My Kind of Meditation
I lived in a beach town for a couple years. It was pretty nice because I was literally a mile from the beach. I could go there on a lunch break and often I did. I would hop into the car and head down, find a parking spot, and sit and stare at the waves while I ate my sandwich. Usually I only had 15-20 minutes but it really helped me to focus and organize my priorities.
For days after my little mental clearing sessions, I always felt relaxed and it was as if my troubles melted away. I genuinely found myself saying to a lot of day to day stresses 'it's just not that big of a deal in the grand scheme of things'. I also found myself less concerned about the materialistic nature of modern life. After seeing the simple beauty of the world around me, things like what car I drove or what clothes I was wearing just didn't seem as important. In short, I felt more grounded and connected to my own life, as if I had control over it.
That's when I realized the therapeutic value of taking the time to clear my head. Call it meditation, but just 15 minutes a few times a week can help you to realign your goals, and help you put things in check that seem too tough to tackle. Now I am not the type to sit down and stare at a spot on the wall in a more formal type of meditation, but scientists seem to agree that this habitual process of training your mind to focus and prioritize your thoughts can really bring about an overall improvement in the quality of life.

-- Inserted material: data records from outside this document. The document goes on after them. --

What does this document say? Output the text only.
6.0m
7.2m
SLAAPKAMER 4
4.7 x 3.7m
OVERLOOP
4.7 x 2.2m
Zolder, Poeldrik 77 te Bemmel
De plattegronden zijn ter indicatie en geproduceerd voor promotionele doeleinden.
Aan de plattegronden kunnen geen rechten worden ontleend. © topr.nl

Just look at these health benefits of meditation:
Reduced Stress and Better Sleep
Meditation has been shown to reduce the stress hormone cortisol. By reducing this inflammatory response in the body, scientists have found that participants saw an improvement in symptoms of stress-related conditions such as irritable bowel syndrome, post-traumatic stress disorder (PTSD) and fibromyalgia. They also had decreased blood pressure, cloudy thinking, and increased energy probably because they slept better. Those who meditated were able to fall asleep sooner and sleep longer. Better sleep can give your body time to recuperate from gym time, or just the daily grind.
Meditation can also lead to an improved self-image and more positive outlook on life, as well as a more positive mood. This was my biggest take away from my sessions. By developing a stronger understanding of yourself, you can develop creative thinking patterns and weigh the outcomes of your actions which helps to stop self defeating actions that may be keeping you from achieving your goals. Taking the time to invest a few minutes of your day to meditate can pay off in your overall outlook.
Scientists also saw an increase in brain electrical activity in those who meditated. This activity is a vital part of pain perception and pain management since it is tied to your state of mind and mood. Basically, if you are feeling stressed, things will seem to hurt more. In MRI scans of those who meditated, the increased electrical activity was in pain control centers of the brain which means the practitioners had less sensitivity to pain and a decrease in complaints of chronic or intermittent pain.
Meditation has been shown to reduce anxiety symptoms and helps to address anxiety disorders such as phobias, social anxiety, paranoid thoughts, obsessive-compulsive behaviors and panic attacks. It seems that a little inward reflection helps us to better understand and deal with those around us.
Just a few minutes per day of meditation helped participants increase the strength and endurance of their attention span. This is a big problem for me, and many others, as the chaotic world we live in seems to draw or attention to 10 different things at once. Even at work, we are trying to answer phones, check work email, personal email, etc. Taking a few minutes to think about one think at a time actually allows you better cope with all of the things flying at you during the day.
Fights Memory Loss
Many of us have known an elderly person who lost the ability to think clearly or became forgetful, so improving your attention span through meditation could keep age-related memory loss in check Meditation can help you better remember tasks and keep your mind young.
Fights Addictive Behaviors
By spending time looking inward, you can identify the triggers of your addictive behaviors. That could be over eating, drinking, drugs, or even obsessive compulsive disorders like hoarding or collecting too much stuff. Reducing these dependencies is possible by increasing willpower and finding healthier things to focus your attention on. One study of alcoholics who were taught to meditate found that they were able to control their cravings and the stress of wanting to drink. Another study showed that binge eaters could better control their emotional response to food.
As you can see, meditation could be a stepping stone to achieving things you find to hard to conquer. But you don't need to feel like you need to sit down and stare off for long periods of time: start off with just 5 minutes a day where you place yourself in a quiet environment free of distractions. Sometimes on a lunch break I will go sit in my car. Sometimes I will listen to music, other times I find that silence is better.
I don't live by the beach anymore so sometimes I will go sit on my back porch and watch the trees sway in the wind. It's the same principle. It doesn't cost a dime to spend a few minutes thinking about where I am, where I want to be, and how I am going to get there. I hope you see the value in a little alone time as well.